Xerxes's army was the biggest that had ever been assembled in the ancient world, numbering at least several hundred thousand troops. The army's strongest regiment was an elite corps of ten thousand hand-picked warriors known as the Immortals. The greater part of the army was, however, drafted from the enslaved masses of the Persian Empire.
This army began marching toward Greece in the spring of 480 B.C. It took a full week for the entire force to pass by any given point along the line of march. As the thirsty army passed through the countryside, springs, wells and small rivers along its route were frequently drunk dry.
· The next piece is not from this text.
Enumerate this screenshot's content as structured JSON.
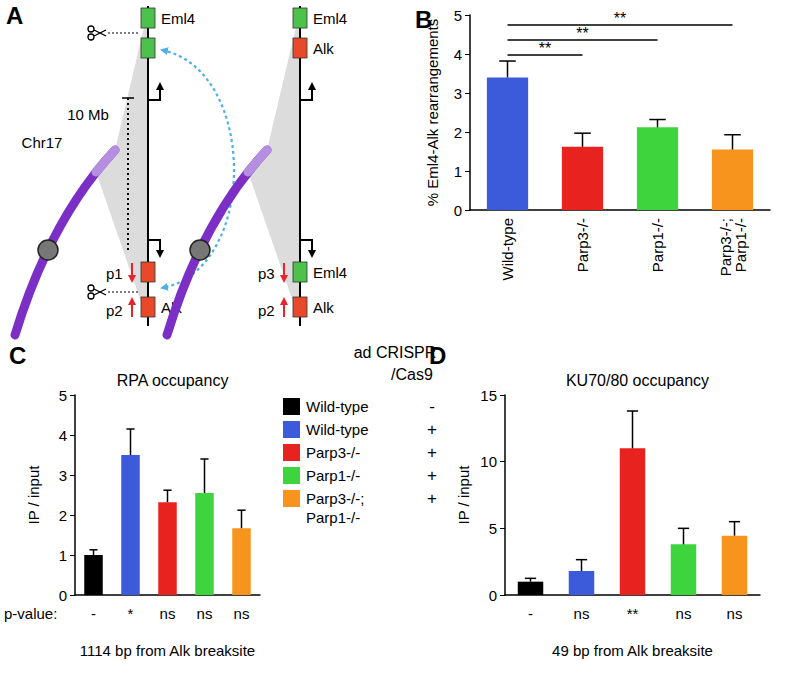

Xerxes ordered a fleet of a thousand warships to sail along the coast of the Aegean Sea, following his army and carrying provisions for the long march to Greece.
Xerxes called a temporary halt when his army reached the stormy straits of the Dardanelles, at the mouth of the Black Sea. To transport his army across the mile-wide waterway, Xerxes sent hundreds of ships from his fleet into the channel, where they were tied together with thick ropes to create a floating bridge. A violent storm destroyed this bridge before the Persian army was able to cross it.
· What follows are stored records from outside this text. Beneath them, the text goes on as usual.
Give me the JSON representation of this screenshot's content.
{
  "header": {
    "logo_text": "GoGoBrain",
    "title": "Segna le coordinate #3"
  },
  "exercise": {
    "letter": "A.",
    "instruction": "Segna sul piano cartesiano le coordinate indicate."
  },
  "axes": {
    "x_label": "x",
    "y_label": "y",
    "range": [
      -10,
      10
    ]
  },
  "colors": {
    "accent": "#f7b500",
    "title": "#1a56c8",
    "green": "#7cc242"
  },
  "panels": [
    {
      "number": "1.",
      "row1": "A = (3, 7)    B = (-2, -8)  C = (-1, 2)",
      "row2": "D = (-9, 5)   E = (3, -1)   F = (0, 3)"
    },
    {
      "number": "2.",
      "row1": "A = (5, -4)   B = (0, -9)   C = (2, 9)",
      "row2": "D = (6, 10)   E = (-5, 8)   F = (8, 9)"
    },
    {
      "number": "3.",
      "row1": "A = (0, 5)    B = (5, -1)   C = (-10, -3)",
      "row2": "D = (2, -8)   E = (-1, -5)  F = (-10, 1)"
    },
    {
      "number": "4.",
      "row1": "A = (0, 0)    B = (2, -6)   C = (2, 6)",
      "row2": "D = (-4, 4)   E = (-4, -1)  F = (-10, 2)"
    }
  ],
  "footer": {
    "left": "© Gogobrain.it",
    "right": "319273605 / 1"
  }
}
Enraged, Xerxes ordered that the waters of the Dardanelles be whipped and branded with hot irons. The soldiers sent to perform this symbolic act of punishment recited the following royal proclamation:
"O vile waterway! Xerxes lays on you this punishment because you have offended him, although he has done you no wrong! The great king Xerxes will cross you even without your permission, for you are a treacherous and foul river!"
Xerxes also put to death the engineers responsible for building the bridge. He then recruited a second team of bridge-builders, who cleverly decided to build two floating bridges, one for the use of the army's troops, and a second, downstream, which would carry the large herds of horses and other animals across the straits. The engineers also made sure to use thicker ropes to tie the ships together. After the ropes were pulled taut by giant windlasses anchored to either shore, mile-long embankments of timber, stone and packed earth were laid across the ships' decks to form roadways.
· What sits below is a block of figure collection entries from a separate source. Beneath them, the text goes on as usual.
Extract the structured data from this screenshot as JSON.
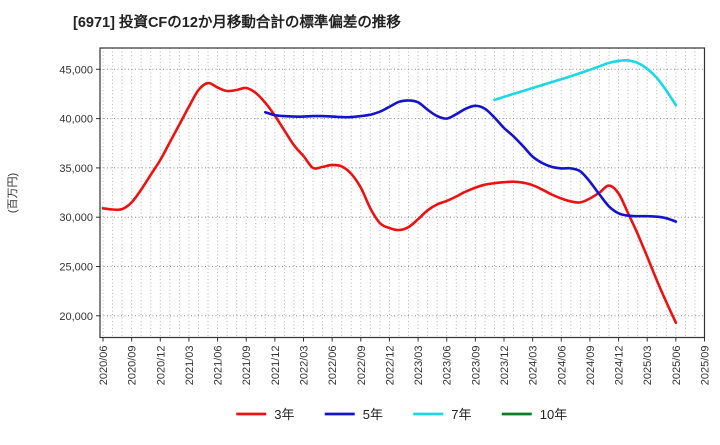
{
  "chart_data": {
    "type": "line",
    "title": "[6971]  投資CFの12か月移動合計の標準偏差の推移",
    "ylabel": "(百万円)",
    "x_start": "2020/06",
    "x_end": "2025/09",
    "x_tick_labels": [
      "2020/06",
      "2020/09",
      "2020/12",
      "2021/03",
      "2021/06",
      "2021/09",
      "2021/12",
      "2022/03",
      "2022/06",
      "2022/09",
      "2022/12",
      "2023/03",
      "2023/06",
      "2023/09",
      "2023/12",
      "2024/03",
      "2024/06",
      "2024/09",
      "2024/12",
      "2025/03",
      "2025/06",
      "2025/09"
    ],
    "yticks": [
      20000,
      25000,
      30000,
      35000,
      40000,
      45000
    ],
    "ylim": [
      17800,
      47200
    ],
    "grid": "dotted gray, monthly vertical lines and horizontal lines every 5000",
    "legend_position": "bottom-center",
    "series": [
      {
        "name": "3年",
        "color": "#ee1111",
        "start_month": "2020/06",
        "monthly_values": [
          30900,
          30780,
          30820,
          31500,
          32800,
          34300,
          35800,
          37600,
          39400,
          41200,
          42900,
          43600,
          43150,
          42800,
          42900,
          43100,
          42600,
          41600,
          40300,
          38800,
          37300,
          36200,
          35000,
          35100,
          35300,
          35150,
          34400,
          33000,
          30900,
          29400,
          28900,
          28700,
          29000,
          29800,
          30700,
          31300,
          31650,
          32100,
          32600,
          33000,
          33300,
          33450,
          33550,
          33600,
          33500,
          33250,
          32800,
          32300,
          31900,
          31600,
          31500,
          31900,
          32500,
          33200,
          32400,
          30400,
          28300,
          26000,
          23600,
          21400,
          19300
        ]
      },
      {
        "name": "5年",
        "color": "#1414cf",
        "start_month": "2021/11",
        "monthly_values": [
          40650,
          40350,
          40250,
          40200,
          40200,
          40250,
          40250,
          40200,
          40150,
          40150,
          40250,
          40400,
          40700,
          41200,
          41700,
          41850,
          41650,
          40900,
          40250,
          40000,
          40450,
          41000,
          41300,
          41000,
          40100,
          39050,
          38200,
          37200,
          36150,
          35500,
          35100,
          34950,
          34950,
          34650,
          33600,
          32300,
          31100,
          30400,
          30150,
          30100,
          30100,
          30050,
          29900,
          29550
        ]
      },
      {
        "name": "7年",
        "color": "#1bd8e4",
        "start_month": "2023/11",
        "monthly_values": [
          41900,
          42200,
          42500,
          42800,
          43100,
          43400,
          43700,
          44000,
          44300,
          44620,
          44950,
          45300,
          45650,
          45850,
          45900,
          45650,
          45050,
          44150,
          42850,
          41350
        ]
      },
      {
        "name": "10年",
        "color": "#0d7e28",
        "start_month": null,
        "monthly_values": []
      }
    ]
  }
}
In the weeks that it took to assemble the floating bridges, Xerxes ordered his naval commanders to allow grain-ships bound for Greece to pass through the Dardanelles unharmed. "Are we not bound for the same destination?" he asked. "I do not see that those ships are doing us any harm by carrying our grain for us."
When the bridges were completed, Xerxes and his army crossed the straits into the kingdom of Thrace.